Havia um toque leigo, também: a missa das nove aos domingos na Catedral era conveniente, pois a poucos passos dali, às dez, começava o programa de rádio infanto-juvenil no Clube Curitibano. O apresentador, José Augusto Ribeiro – prenunciando já o fabuloso orador que viria a ser – comandava o show que tinha, entre suas atrações, as fabulosas irmãs catarinenses Van Steen, uma delas a Edla, que ganhou o mundo como atriz e escritora.

Bisneto de anarquista – Ernesto Muggiati veio para o Brasil com mulher, dois filhos e duas filhas para participar da lendária Colônia Cecília em Palmeira, no Paraná – comunista principiante (adentrei 1950 com doze anos de idade no auge da Guerra Fria), não posso omitir que me vi então, paradoxalmente, às voltas com uma tremenda crise mística ao ler, no começo da adolescência, já em inglês, The Seven Storey Mountain/A montanha dos sete patamares, de um dos grandes líderes espirituais da nossa época, Thomas Merton (1915-68), um monge trapista, ordem que cultivava o voto do silêncio.

Mas chega de nariz-de-cera, como se praticava no jornalismo dantanho.

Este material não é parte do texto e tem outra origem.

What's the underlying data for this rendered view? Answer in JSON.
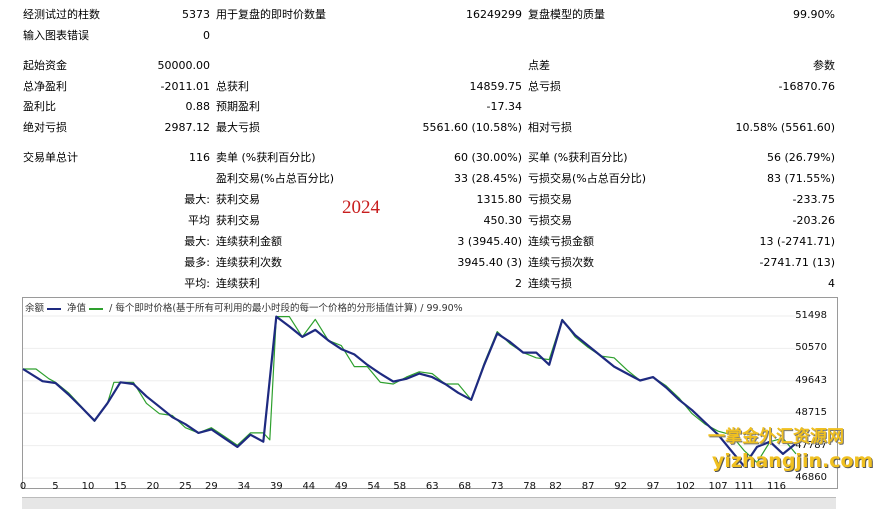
{
  "stats": {
    "bars_label": "经测试过的柱数",
    "bars_value": "5373",
    "ticks_label": "用于复盘的即时价数量",
    "ticks_value": "16249299",
    "quality_label": "复盘模型的质量",
    "quality_value": "99.90%",
    "errors_label": "输入图表错误",
    "errors_value": "0",
    "deposit_label": "起始资金",
    "deposit_value": "50000.00",
    "spread_label": "点差",
    "spread_value": "参数",
    "net_profit_label": "总净盈利",
    "net_profit_value": "-2011.01",
    "gross_profit_label": "总获利",
    "gross_profit_value": "14859.75",
    "gross_loss_label": "总亏损",
    "gross_loss_value": "-16870.76",
    "profit_factor_label": "盈利比",
    "profit_factor_value": "0.88",
    "expected_payoff_label": "预期盈利",
    "expected_payoff_value": "-17.34",
    "abs_dd_label": "绝对亏损",
    "abs_dd_value": "2987.12",
    "max_dd_label": "最大亏损",
    "max_dd_value": "5561.60 (10.58%)",
    "rel_dd_label": "相对亏损",
    "rel_dd_value": "10.58% (5561.60)",
    "total_trades_label": "交易单总计",
    "total_trades_value": "116",
    "short_label": "卖单 (%获利百分比)",
    "short_value": "60 (30.00%)",
    "long_label": "买单 (%获利百分比)",
    "long_value": "56 (26.79%)",
    "profit_trades_label": "盈利交易(%占总百分比)",
    "profit_trades_value": "33 (28.45%)",
    "loss_trades_label": "亏损交易(%占总百分比)",
    "loss_trades_value": "83 (71.55%)",
    "largest_prefix": "最大:",
    "largest_profit_label": "获利交易",
    "largest_profit_value": "1315.80",
    "largest_loss_label": "亏损交易",
    "largest_loss_value": "-233.75",
    "average_prefix": "平均",
    "avg_profit_label": "获利交易",
    "avg_profit_value": "450.30",
    "avg_loss_label": "亏损交易",
    "avg_loss_value": "-203.26",
    "max_prefix": "最大:",
    "max_cons_wins_label": "连续获利金额",
    "max_cons_wins_value": "3 (3945.40)",
    "max_cons_losses_label": "连续亏损金额",
    "max_cons_losses_value": "13 (-2741.71)",
    "maximal_prefix": "最多:",
    "maximal_cons_profit_label": "连续获利次数",
    "maximal_cons_profit_value": "3945.40 (3)",
    "maximal_cons_loss_label": "连续亏损次数",
    "maximal_cons_loss_value": "-2741.71 (13)",
    "avg_cons_prefix": "平均:",
    "avg_cons_wins_label": "连续获利",
    "avg_cons_wins_value": "2",
    "avg_cons_losses_label": "连续亏损",
    "avg_cons_losses_value": "4"
  },
  "year_annotation": "2024",
  "chart": {
    "legend_balance": "余额",
    "legend_equity": "净值",
    "title_rest": "/ 每个即时价格(基于所有可利用的最小时段的每一个价格的分形插值计算) / 99.90%"
  },
  "watermark": {
    "line1": "一掌金外汇资源网",
    "line2": "yizhangjin.com"
  },
  "chart_data": {
    "type": "line",
    "y_ticks": [
      46860,
      47787,
      48715,
      49643,
      50570,
      51498
    ],
    "x_ticks": [
      0,
      5,
      10,
      15,
      20,
      25,
      29,
      34,
      39,
      44,
      49,
      54,
      58,
      63,
      68,
      73,
      78,
      82,
      87,
      92,
      97,
      102,
      107,
      111,
      116
    ],
    "ylim": [
      46860,
      51498
    ],
    "xlim": [
      0,
      119
    ],
    "series": [
      {
        "name": "余额",
        "color": "#1e2a80",
        "x": [
          0,
          3,
          5,
          7,
          9,
          11,
          13,
          15,
          17,
          19,
          21,
          23,
          25,
          27,
          29,
          31,
          33,
          35,
          37,
          39,
          41,
          43,
          45,
          47,
          49,
          51,
          53,
          55,
          57,
          59,
          61,
          63,
          65,
          67,
          69,
          71,
          73,
          75,
          77,
          79,
          81,
          83,
          85,
          87,
          89,
          91,
          93,
          95,
          97,
          99,
          101,
          103,
          105,
          107,
          109,
          111,
          113,
          115,
          117,
          119
        ],
        "y": [
          49980,
          49630,
          49580,
          49250,
          48880,
          48500,
          49000,
          49600,
          49550,
          49200,
          48900,
          48600,
          48400,
          48150,
          48250,
          48000,
          47750,
          48100,
          47900,
          51480,
          51200,
          50900,
          51100,
          50800,
          50550,
          50400,
          50100,
          49850,
          49620,
          49700,
          49850,
          49750,
          49550,
          49300,
          49100,
          50100,
          51000,
          50750,
          50450,
          50450,
          50100,
          51380,
          50950,
          50650,
          50350,
          50050,
          49850,
          49650,
          49750,
          49450,
          49100,
          48800,
          48450,
          48100,
          47650,
          47200,
          47750,
          47900,
          47550,
          47850
        ]
      },
      {
        "name": "净值",
        "color": "#2ea02e",
        "x": [
          0,
          2,
          4,
          5,
          7,
          9,
          11,
          13,
          14,
          15,
          17,
          19,
          21,
          23,
          25,
          27,
          29,
          31,
          33,
          35,
          37,
          38,
          39,
          41,
          43,
          45,
          47,
          49,
          51,
          53,
          55,
          57,
          59,
          61,
          63,
          65,
          67,
          69,
          71,
          73,
          75,
          77,
          79,
          81,
          83,
          85,
          87,
          89,
          91,
          93,
          95,
          97,
          99,
          101,
          103,
          105,
          107,
          109,
          111,
          113,
          115,
          117,
          119
        ],
        "y": [
          49980,
          49980,
          49700,
          49600,
          49300,
          48900,
          48480,
          49000,
          49600,
          49600,
          49600,
          49000,
          48700,
          48650,
          48300,
          48150,
          48300,
          48050,
          47800,
          48150,
          48150,
          47950,
          51480,
          51480,
          50900,
          51400,
          50800,
          50650,
          50050,
          50050,
          49600,
          49550,
          49750,
          49900,
          49850,
          49550,
          49550,
          49100,
          50150,
          51050,
          50700,
          50450,
          50300,
          50250,
          51400,
          50900,
          50600,
          50350,
          50300,
          49950,
          49650,
          49750,
          49500,
          49150,
          48700,
          48400,
          48200,
          48100,
          47650,
          47300,
          47900,
          48000,
          47550
        ]
      }
    ]
  }
}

Jesuíta, tanguero emérito, torcedor doente do San Lorenzo de Almagro, Jorge Mario Bergoglio (coincidência, Zagalo também é Jorge Mário) foi um dos raros Papas que não ascendeu ao trono de São Pedro pela morte do antecessor: Bento XVI renunciou e, como Papa Emérito, caminha firme para os 93 anos (não percam o filme Dois Papas, do brasileiro Fernando Meireles, que reconstitui o encontro entre Ratzinger e Bergoglio em Castel Gandolfo em 2013). Pouco depois, Ratzinger renunciava e Bergoglio assumia o papado sob o nome de Francisco, quebrando uma série de recordes pontificais: é o primeiro papa nascido na América, o primeiro latino-americano, o primeiro pontífice do hemisfério sul, o primeiro papa a utilizar o nome de Francisco, o primeiro pontífice não europeu em mais de 1200 anos (o último havia sido Gregório III, morto em 741) e também o primeiro papa jesuíta da história.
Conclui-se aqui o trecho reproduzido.